Keep development, staging, and production as similar as possible

Keep development, staging, and production similar is a number one priority in development and is a major reason for replacing the old fashion waterfall development process with something agile. While the formal Agile methodology might not fit your requirements, elements of the agile approach work everywhere.

In the waterfall approach, someone draws up a long list of changes, they are all developed, they are all pushed through staging together, and they all hit the customer at the same time. The long development time results in a mixed set of fixes added into the system at various points to keep the customer's systems working. When the big batch of changes arrives at the next stage, any local changes are lost and have to be redeveloped. This is a common complain about Microsoft products, with each release reinstating errors because the new release was branched out before the fixes were developed.

In agile, the fixes go through the full development process because the update process is so fast, the fixes will arrive fast, typically in a weekly update cycle.

Logs

Treat logs as event streams

This is good advice for big systems where an application is really an aggregation of components running on the same system. You send the logs to an aggregation service then split out related messages. As an example, a payment error might have messages from a shop system, a stock system, a payment gateway, an invoicing system, and a database system.

When you have all related messages, you can tell what happened when the payment failed. Were the purchased items returned to available stock? Was the invoice cancelled, reversed out, or left as unpaid?

Separate to your logging, you want to make sure messages end up in related locations. The user should know exactly what happened. "Transaction failed" is not enough. If the item they placed in the shopping cart was sold to someone else, they should know that you ran out of stock.

One error that was common in Australia was the "transaction rejected" message in payment systems. When the network failed, some payment systems issued the same message as used for warning about possibly stolen cards and other bad behaviour. You would get an evil look from the shop assistant. A few seconds later, the customer at the next cash register would get the same rejection and the shop manager would say something about "network failure, it happens all the time".

Admin processes

Run admin/management tasks as one-off processes

This part of the Twelve Factor methodology refers to a limited set of batch administration tasks you might choose to run from a 1950s style command line. In real life, there are many administration tasks that are a better fit to a formal interactive administration interface.

Think about a product update from a wholesale supplier. There might be tens of thousands of changes. You run it as a batch change. If all the images are sourced separately, the update file could be relatively small and handled by a process in a Web page. When the product changes have release dates in the future, there is no rush to push the changes through immediately. A shop receiving daily adjustments from many suppliers can queue them in a page and watch them run as part of the daily administration.

A mixed approach

We looked at an online shop as an example of something you might redevelop. Assume you are starting with PHP. Phalcon is the fastest PHP framework and works well for Web services type applications. In a private local network, you could put Phalcon in Apache or Nginx then run a tiny service dedicated to something like a stock database. The result could be a stock service used by anything else including a big Content Management System like Drupal.

Drupal would shrink and become, on average, a little bit faster.
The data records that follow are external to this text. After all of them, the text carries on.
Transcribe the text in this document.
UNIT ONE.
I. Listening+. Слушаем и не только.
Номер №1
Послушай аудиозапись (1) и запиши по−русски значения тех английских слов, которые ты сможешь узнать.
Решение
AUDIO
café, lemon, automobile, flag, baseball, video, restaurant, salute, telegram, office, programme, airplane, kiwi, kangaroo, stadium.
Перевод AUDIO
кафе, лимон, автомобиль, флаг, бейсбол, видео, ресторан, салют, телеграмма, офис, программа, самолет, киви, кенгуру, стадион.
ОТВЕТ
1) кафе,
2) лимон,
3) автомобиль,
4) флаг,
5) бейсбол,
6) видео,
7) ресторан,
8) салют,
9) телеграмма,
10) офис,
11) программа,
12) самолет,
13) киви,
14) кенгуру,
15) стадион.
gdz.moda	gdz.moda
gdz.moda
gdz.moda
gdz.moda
Stock adjustments would slow down a tiny bit due to the call to the separate service. Given that the stock adjustments are only needed on a few pages, like checkout, the small gains on many pages would outweigh the small losses on a few pages.

Conclusion

The Twelve Factor approach is all good. Some parts are limited to specific types of applications and other parts apply to every type of development. Read all the pages at 12factor.net. Bookmark the pages you want to discuss with your development team.